The voices are telling me, of course, not to take anything. Fat chance of that happening. I take it when they are not “looking”. Today I was having musical hallucinations so I had to take something. 4 mg just doesn’t hold me the whole day anymore. It never really did. 8 mg is the magic number. I know that she is hesitant to put me on a higher dose because of side effects. Trilafon can give you nasty side effects worse than the 2nd generation anti-psychotics. But I never had those side effects while taking it. Granted, I have never taken the drug longer than a month at a time and my psychiatrist is being really careful with me. For the first time in over 20 years she did a mini neuro exam while I was in the office, checking for tics and TD and stuff.

I just need more pills so I am not anxious about running out of meds. I am good right now because I just filled my script but in a week or so, I am going to be running low. I don’t see her for three weeks and I have approximately two weeks of meds. That isn’t going to stretch.

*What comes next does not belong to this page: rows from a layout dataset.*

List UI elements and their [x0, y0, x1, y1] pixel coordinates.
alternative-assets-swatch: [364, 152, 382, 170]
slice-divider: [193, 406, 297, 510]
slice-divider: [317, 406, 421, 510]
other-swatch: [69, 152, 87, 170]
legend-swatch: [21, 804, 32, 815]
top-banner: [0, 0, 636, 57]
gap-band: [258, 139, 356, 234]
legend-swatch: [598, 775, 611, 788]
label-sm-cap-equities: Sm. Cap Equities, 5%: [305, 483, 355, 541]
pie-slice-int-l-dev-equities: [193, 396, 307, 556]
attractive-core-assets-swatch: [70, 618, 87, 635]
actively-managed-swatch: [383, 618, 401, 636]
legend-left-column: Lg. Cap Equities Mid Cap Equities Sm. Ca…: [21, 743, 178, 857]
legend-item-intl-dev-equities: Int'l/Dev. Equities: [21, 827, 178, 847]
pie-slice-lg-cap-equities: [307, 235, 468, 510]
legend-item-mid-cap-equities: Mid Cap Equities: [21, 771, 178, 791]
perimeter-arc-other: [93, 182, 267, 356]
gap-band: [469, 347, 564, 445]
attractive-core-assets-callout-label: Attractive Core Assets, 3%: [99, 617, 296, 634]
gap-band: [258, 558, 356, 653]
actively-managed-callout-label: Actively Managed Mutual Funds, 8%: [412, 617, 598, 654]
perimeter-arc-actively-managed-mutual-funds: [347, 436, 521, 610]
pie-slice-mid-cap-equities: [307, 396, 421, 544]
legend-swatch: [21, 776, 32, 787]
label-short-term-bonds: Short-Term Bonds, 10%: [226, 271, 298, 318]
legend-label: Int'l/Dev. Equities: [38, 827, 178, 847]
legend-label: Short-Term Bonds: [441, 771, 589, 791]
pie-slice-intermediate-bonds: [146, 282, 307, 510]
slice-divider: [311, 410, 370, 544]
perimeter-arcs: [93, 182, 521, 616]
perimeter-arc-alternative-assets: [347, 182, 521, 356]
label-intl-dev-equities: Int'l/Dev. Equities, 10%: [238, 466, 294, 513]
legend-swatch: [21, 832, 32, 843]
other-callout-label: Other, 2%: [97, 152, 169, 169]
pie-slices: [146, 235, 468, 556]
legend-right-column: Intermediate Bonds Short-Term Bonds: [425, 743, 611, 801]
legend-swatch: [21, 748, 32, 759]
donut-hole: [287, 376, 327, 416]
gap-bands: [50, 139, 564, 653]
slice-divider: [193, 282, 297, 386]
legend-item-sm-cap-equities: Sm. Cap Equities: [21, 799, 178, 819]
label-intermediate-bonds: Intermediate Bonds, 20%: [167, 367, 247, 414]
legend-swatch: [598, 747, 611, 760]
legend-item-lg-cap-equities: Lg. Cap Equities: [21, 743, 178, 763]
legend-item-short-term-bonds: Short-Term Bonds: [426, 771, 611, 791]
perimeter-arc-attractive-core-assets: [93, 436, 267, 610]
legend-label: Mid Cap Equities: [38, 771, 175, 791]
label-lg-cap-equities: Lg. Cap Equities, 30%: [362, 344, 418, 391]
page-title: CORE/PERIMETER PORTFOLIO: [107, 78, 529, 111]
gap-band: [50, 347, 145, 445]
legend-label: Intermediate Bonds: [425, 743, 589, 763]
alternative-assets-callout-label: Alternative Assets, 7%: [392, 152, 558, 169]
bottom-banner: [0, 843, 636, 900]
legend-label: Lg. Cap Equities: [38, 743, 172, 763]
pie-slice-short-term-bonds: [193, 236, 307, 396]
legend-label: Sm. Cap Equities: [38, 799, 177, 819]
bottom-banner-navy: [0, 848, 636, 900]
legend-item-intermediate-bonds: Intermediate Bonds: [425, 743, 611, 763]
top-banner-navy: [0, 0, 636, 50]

I have never been good at asking what I need. It’s easier for me to write an email than it will be to page her and tell her what I need over the phone. Trouble is that sometimes she doesn’t answer the emails right away and there is no way for me to know if she read it at all. Least with me talking to her on the phone, I can get an answer right then and there. But it’s hard for me to say that I need more pills. I don’t know why that is but it is. I feel like I am asking too much. But in reality, I know that I am not. I wish I wasn’t in the predicament. If my doc had just written the script for twice a day, I would be set and wouldn’t be in the conundrum.

Another Two Errand Day

Another Two Errand Day

I was watching my niece for most of the day while my sister went to the beach. My niece didn’t want to go. I had to mail my disability paperwork and pick up my prescription from the pharmacy. My niece didn’t want to walk with me so I went by myself. My ankle didn’t want to go either but it had no choice. I was pretty sore when I came home. I didn’t want to go up two flights of stairs to get a pain pill as I was sweating and I knew that exertion would cause me to sweat more. So I dried off and then sat on my sister’s bed with the fan going as I didn’t want to turn on the AC as every window in the house was open.

Last night I wrote a very depressing letter to my therapist, basically telling her I was going to kill myself and she should let me go, that there is no point in continuing sessions. I really don’t want to resume therapy next week when she is back. I was talking with someone in a Facebook group about this and apparently, we both feel the same when our therapists go on vacation. She didn’t know my background though or that I was planning on ending my life.

I also wrote to my psychiatrist because the pain was bad around midnight and I was having a hard time trying to sleep. I haven’t heard back from her either. I plan on writing her another email saying the pain is better, at least for now anyways.

I’m finally getting my pizza tonight for my babysitting duties. I am so excited, LOL. I hope they make it greasy and cheesy. I have been craving this pizza for weeks. I need my pizza fix and I didn’t get it this month. Mostly because I miscalculated my funds. I hate when that happens. I am going to try to do better this month.

I am ordering groceries tomorrow so I don’t have to eat out. I just hope it lasts a month as I can’t go weekly shopping. I just don’t have the funds. Besides, ordering online is so much easier than having to go to the store and drag the bags up the stairs. Only thing that I will need to buy at the meat market are burgers.